JurnalLugas.Com – Badan Narkotika Nasional (BNN) terus berupaya menanggulangi ancaman narkotika yang semakin kompleks, terutama dengan munculnya jenis baru narkotika yang dikenal sebagai New Psychoactive Substances (NPS). NPS adalah zat yang terus berkembang dan banyak digunakan di seluruh dunia. Hingga 2024, sebanyak 1.247 jenis NPS telah teridentifikasi secara global, sementara di Indonesia sendiri, BNN telah mendeteksi 167 jenis NPS yang beredar di masyarakat.
Deputi Hukum dan Kerja Sama BNN, Agus Irianto, menjelaskan bahwa maraknya penyalahgunaan NPS menjadi perhatian utama lembaganya.

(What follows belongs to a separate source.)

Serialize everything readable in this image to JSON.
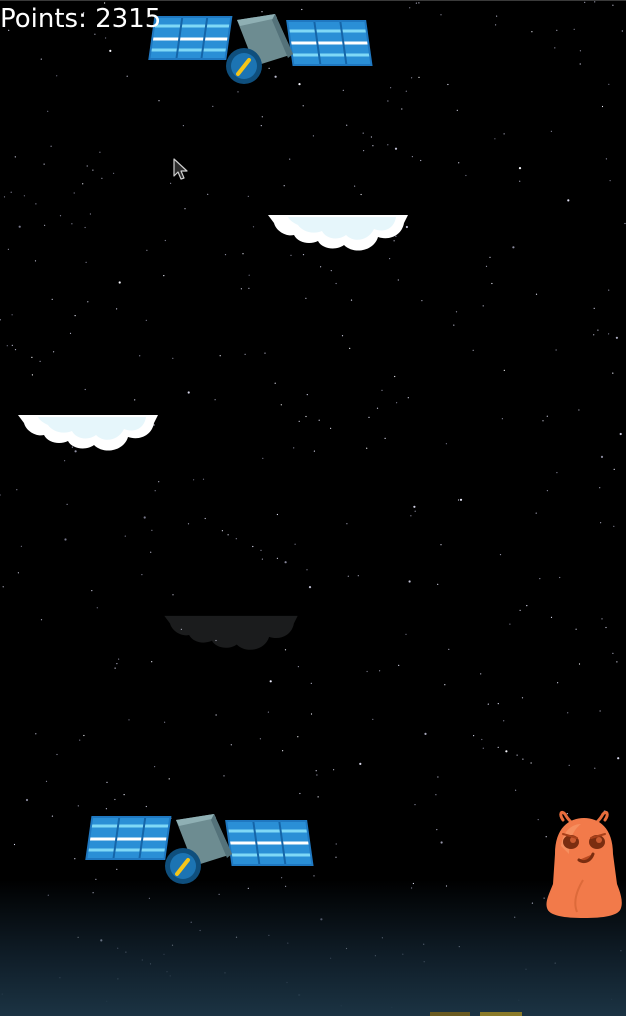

Menurut Agus, angka ini menekankan pentingnya langkah preventif yang melibatkan seluruh lapisan masyarakat, khususnya generasi muda. “BNN terus berupaya membangun kesadaran tentang bahaya narkotika, terutama di kalangan generasi muda,” tegasnya dalam pernyataan resmi yang dikeluarkan pada 8 Oktober 2024.
Sebagai bagian dari komitmen untuk membentuk generasi bebas narkoba, BNN menjalin kerja sama dengan ID Next Leader melalui penandatanganan Perjanjian Kerja Sama (PKS) pada acara Future Leader Fast 2024.
Kolaborasi ini mencakup berbagai aspek, seperti pertukaran data dan informasi terkait pencegahan dan pemberantasan penyalahgunaan narkotika (P4GN), serta pengembangan program pembinaan bagi generasi muda dalam ruang lingkup kegiatan ID Next Leader baik di dalam maupun luar negeri.
Kerja sama ini juga meliputi pemberdayaan generasi muda melalui keterlibatan ID Next Leader dalam berbagai inisiatif P4GN. Agus menekankan bahwa narkotika adalah kejahatan luar biasa yang memiliki dampak destruktif bagi masa depan bangsa, terutama bagi generasi muda yang merupakan aset utama Indonesia dalam mewujudkan visi Indonesia Emas 2045. “Upaya P4GN adalah langkah strategis untuk mencapai tujuan besar ini,” ujar Agus.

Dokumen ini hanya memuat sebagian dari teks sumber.